Concerts By Composers:Eliane Radigue

Concerts by Composers: Eliane Radigue

Works Performed or Excerpted:

1.       “Excerpt from Adnos III” - Eliane Radigue, Arp 2500 Synthesizer



Eliane Radigue


Eliane Radigue (born January 24, 1932) is a French electronic music composer. She started her work in the 1950s and her first creations were presented in the late 1960s. Until 2000 her work was almost exclusively created on a single synthesizer, the ARP 2500 modular system and tape. Since 2001 she composed mostly for acoustic instruments.

She was born and raised in Paris in a modest family of merchants at Les Halles. Afterwards, she married the French-born American artist Arman with whom she lived in Nice while raising their three children until 1967, then in Paris. She had studied piano and was already composing before having heard a broadcast by the founder of musique concrète Pierre Schaeffer. She met him shortly thereafter in the early 50s and became his student while working periodically during visits to Paris at the Studio d'Essai. During the early 1960s, she was assistant to Pierre Henry, during which time she created some of the sounds which appeared in his work. As her work gained maturity, Schaeffer and Henry believed her use of microphone feedback and long tape loops was moving away from their ideals, but her singular practice was still related to their methods.

Around 1970, she created her first synthesizer-based music at NYU at a studio she shared with Laurie Spiegel on a Buchla synthesizer installed by Morton Subotnick. Her goal by that point was to create a slow, purposeful "unfolding" of sound, which she felt to be closer to the minimal composers of New York at the time than to the French musique concrète composers who had been her previous allies. After presenting the first of her Adnos in 1974 at Mills College at the invitation of Robert Ashley, a group of visiting French music students suggested that her music was deeply related to meditation and that she should look into Tibetan Buddhism, two things that she had very little familiarity with.

Upon investigation of Tibetan Buddhism, she quickly converted and spent the next three years devoted to its practice under her guru Pawo Rinpoche, who subsequently sent her back to her musical work.
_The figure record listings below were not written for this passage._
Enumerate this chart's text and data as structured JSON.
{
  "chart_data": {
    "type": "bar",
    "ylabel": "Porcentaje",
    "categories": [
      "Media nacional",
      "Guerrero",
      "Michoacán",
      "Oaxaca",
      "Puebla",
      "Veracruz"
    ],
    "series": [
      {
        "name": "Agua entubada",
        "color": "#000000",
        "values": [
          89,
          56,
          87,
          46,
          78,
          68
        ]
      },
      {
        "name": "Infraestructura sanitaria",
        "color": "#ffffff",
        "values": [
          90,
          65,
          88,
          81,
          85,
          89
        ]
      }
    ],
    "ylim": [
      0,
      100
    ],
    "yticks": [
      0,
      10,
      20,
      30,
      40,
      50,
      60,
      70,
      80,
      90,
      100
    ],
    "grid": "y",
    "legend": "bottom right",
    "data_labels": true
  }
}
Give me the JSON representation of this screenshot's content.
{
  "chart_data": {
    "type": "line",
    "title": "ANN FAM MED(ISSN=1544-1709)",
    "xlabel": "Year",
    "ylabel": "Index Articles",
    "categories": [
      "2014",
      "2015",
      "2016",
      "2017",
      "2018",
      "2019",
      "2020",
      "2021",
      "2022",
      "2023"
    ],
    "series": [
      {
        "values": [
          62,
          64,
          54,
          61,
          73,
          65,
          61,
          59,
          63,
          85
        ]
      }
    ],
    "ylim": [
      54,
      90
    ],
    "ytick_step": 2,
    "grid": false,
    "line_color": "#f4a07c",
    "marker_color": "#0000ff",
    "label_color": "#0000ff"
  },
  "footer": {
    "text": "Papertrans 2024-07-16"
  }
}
She returned to composition, picking up where she left off, using the same methods and working toward the same goals as before, and finished Adnos II in 1979 and Adnos III in 1980. Then came the series of works dedicated to Milarepa, a great Tibetan yogi, known for his Thousand songs representing the basis of his teaching. First she composed the Songs of Milarepa, followed by Jetsun Mila an evocation of the life of this great master; the creation of these works was sponsored by the French government.

At the end of the 80s, beginning of the 90s, she devotes herself to a singular three-hour work, perhaps her masterpiece, the Trilogie de la Mort, of which the first part kyema Intermediate states follows the path of the continuum of the six states of conscience. The work is influenced by the Tibetan Book of the Dead Bardo Thodol and her meditation practice as by the death of Pawo Rinpoche and her son Yves Arman. The first third of the Trilogie, Kyema, was her first release recording, issued by Phill Niblock's XI label.

In 2000, she made in Paris her last electronic work l'Ile Re-sonante for which she received in 2006 the Golden Nica Award at the festival Ars Electronica in Linz.

In 2001 upon request from the double bass and electronic composer Kasper T. Toeplitz, she makes her first instrumental work Elemental II, a work taken up again with the laptop improvisation group The Lappetites she joined.


 Eliane Radigue on the Experimental Intermedia Series


“From almost its creation in the seventies, I’ve given almost all the ‘premieres’ of my works at Phill Niblock’s space…It was a pleasure to test [my compositions] on the nice installation of Phill’s and outside of my small studio in Paris. Nice also to have friends around, and I’m very grateful to Phill for his fidelity which is merely at least equal to mine.  

Experimental Intermedia was, at that time and I guess is still, one of the few places where this kind of music could be given to be listened to. Good luck and best wishes.” -Eliane Radigue (transcribed from a handwritten letter) 2011


Eliane Radigue in DRAM


Note: The recording of Adnos III used here is from the studio recording and not the live performance, as stated in the voiceover of the radio program.  Due to tape deterioration, Eliane requested that this performance be substituted as it more clearly showed the dimensions of the original piece.